Investing Activities: The investing activities of the business entity are those which are related to the purchase or sale of physical business assets, investments or intangible assets. In other words, the investing activities include all the activities which either inflow or outflow the cash in business and are related to the assets side of the balance sheet other than current assets. The cash payment made in those assets which are not directly related to the operation but are supposed to generate some revenue from their intended use or operation and cash receipts form the disposal of such assets are included in this activity. The investing activities which may increase the cash balance in business are cash disposal of plant, properties equipment, sales of shares, debentures, bonds etc. from another company, sale of patent, trademark or goodwill, interest or dividend from another company etc. and the investing activities which may reduce the cash balance in business are acquisition of plant properties and equipment in cash, purchase of shares, debentures, bonds or other documents of another business, purchase of patents, trademarks copyright goodwill etc.

Write Short Notes On:

Accounting as a communication

bba notes financial accounting

Ans: The shareholders and other stakeholders are those who have at least some level of stake over the performance of the organization directly or indirectly. Financial statements are the principal means of communicating important accounting information to the various internal and external users. Accountants report about its stock of resources in the form of a balance sheet and the flows are reportaed through the income statement, statement of changes in retained earnings and a cash flow statement. Consequently, a business entity prepares and issues four statements, which are generally accompanied by a number of supporting schedules and explanatory materials- all of them compiled in to an Annual Report. Shareholders and other stakeholders of the business are normally communicated through different components of financial statements.

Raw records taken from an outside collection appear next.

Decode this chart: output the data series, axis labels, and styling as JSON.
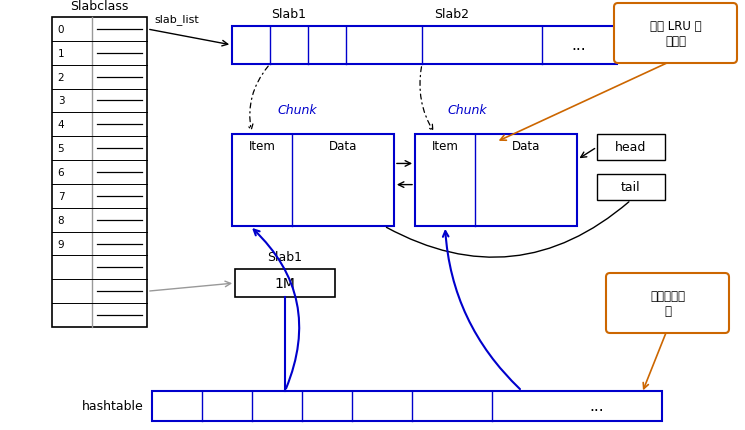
{
  "bg_color": "#ffffff",
  "blue": "#0000cc",
  "black": "#000000",
  "orange": "#cc6600",
  "gray": "#999999",
  "white": "#ffffff",
  "slabclass_label": "Slabclass",
  "slab_list_label": "slab_list",
  "slab1_label_top": "Slab1",
  "slab2_label_top": "Slab2",
  "chunk1_label": "Chunk",
  "chunk2_label": "Chunk",
  "item_label": "Item",
  "data_label": "Data",
  "head_label": "head",
  "tail_label": "tail",
  "slab1_label_mid": "Slab1",
  "onemb_label": "1M",
  "hashtable_label": "hashtable",
  "lru_label": "实现 LRU 策\n略队列",
  "search_label": "实现快速查\n找",
  "row_labels": [
    "0",
    "1",
    "2",
    "3",
    "4",
    "5",
    "6",
    "7",
    "8",
    "9",
    "",
    "",
    ""
  ],
  "figsize": [
    7.45,
    4.31
  ],
  "dpi": 100
}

The balance sheet communicates the resources of an organization and claim of the shareholders over those resources in organization. The resources are reflected as assets and the claim are reflected as obligations or the liabilities and the owner’s equity, which is the amount invested in the business by its owners in the balance sheet. The balance sheet shows the financial position of a company in an accounting period.

The income statement communicates profitability situation of the organization during and accounting period. The net income is the excess of incomes over expenses and the net loss is the excess of expenses over incomes. This statement reflects the operating performance of the organization and deals with the tradable items.

The statement if changes in owner’s equity communicates the changes in equity over the reporting period. This statement starts with beginning equity and adjusts it for events that increase equity i.e. investments by the owner and net income, and decrease equity i.e. net loss and owner withdrawals.

The statement of retained earnings communicates the retained earnings balance of a company after adjusting any additions to it on account of net income and deductions by way of distributions of dividend. It shows the accumulated or retained deductions by way of distributions of dividend. It shows the accumulated or retained profit after distributions of dividend to the owners for their capital contribution or the earnings distributable to owners in another word.

The statement of cash flows reflects the number of cash receipts and disbursed by the firm in different business activities which are classified as operating, investing, and financing. The statement of cash flows describes the sources and uses of cash for an accounting period. It also reports the amount of cash at both the beginning and end of a period. It simply shows the cash increases and decreases during a year due to different activities in comparison with last year.